Jay’s philosophy is simple: don’t add what doesn’t belong. “We don’t have to add the FDA-approved additives, most of which are carcinogenic, and then, in turn, the wines are lighter in alcohol. So, you’re, by default, consuming more responsibly because the alcohol levels are lower. We make Cabernet from Napa that is 13 percent alcohol, super-bright, food-friendly, and approachable stylistically, but we also make wines like Vermentino and Ribolla Gialla.”

“We have a lot in common with the new wave of natural producers and thinkers interested in artistic expression and making wines that are not what their fathers drank. We’re also focused on building community.” Still, he’s frank about some less knowledgeable consumers’ perceptions. “We’re fighting against the stigma that natural wines are variable. That only happens when people are careless in the vinifications.”
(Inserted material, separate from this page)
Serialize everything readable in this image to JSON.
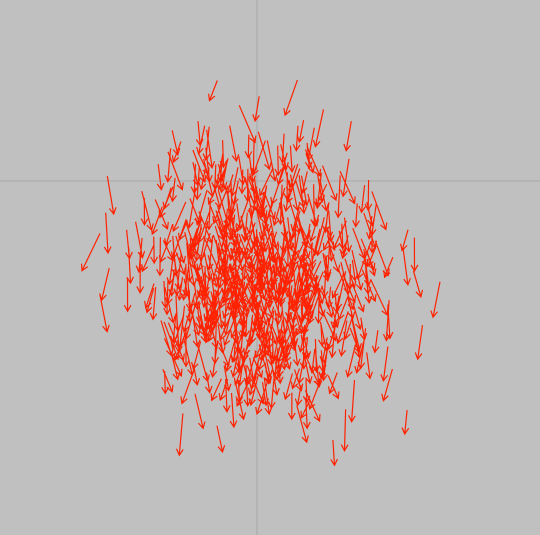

Their flagship sparkling wine, California Sparkling Riesling ‘Seeing Stars,’ was, fittingly, a mistake. “We call it Seeing Stars because it was a happy accident, and it’s become our number one seller in the tasting room. We produce about 300 cases of it, and it sells out every year.” //  www.nolovelost.wine

 

two men walking in vineyard with blue sky for natural wine Wild Ones article

Photo courtesy of Benevolent Neglect

Benevolent Neglect: The Art of Letting Go

Just a few blocks away, Benevolent Neglect is helmed by Ben Brenner, Matt Nagy, and Jeff Warren, who found their style by avoiding manipulation. The name says it all.

“We use the term minimal intervention,” Ben said. “It’s about making wines that are an actual expression of the vineyards they come from.”

Both Ben and Matt have pedigrees in traditional Napa winemaking. Matt worked for winemaker Thomas Rivers Brown, known for high-end Cabernet Sauvignon, and later, both he and Ben worked for Steve Matthiasson of Matthiasson Wines, a pioneer in organic and sustainable viticulture.

“In my opinion, you know, if your wines are tasting good, leave them alone. We will make sure they will be microbially stable throughout the process, bottling, the next 10/15/20 years, whatever. But beyond that, if we think the wines taste great, then let’s not do more. It’s kind of our philosophy.”

Ben noted the cultural shift around them. “More and more, everywhere you go, there’s like a pizza place with natural wine popping off—not just in New York and LA or Chicago—there’s natural wine in Iowa now.”

The tasting room on Second Street welcomes curious drinkers and offers a wide range of varieties, including lesser-known ones, like Counoise, a tasting room favorite. “The Counoise is an off-the-beaten-trail French variety that we really love.” //
www.bnwines.com; www.matthiasson.com

 

The Cultural Shift in a Glass

Natural wine offers an antidote to a wine industry that, by some metrics, is struggling. Overall, U.S. wine consumption is flattening, and younger consumers are more selective. Yet the natural wine movement keeps growing because it speaks to values that resonate: transparency, sustainability, and community.

Jay added, “Our network has grown over the last five to seven years to the point where people who are farming the right way are reaching out to us because we’ve become the champion of the underdog.” This sentiment underscores the growing recognition of organic and ‘natural’ winemaking as more than a trend—it’s a return to authenticity, community, and craftsmanship in an industry ripe for change.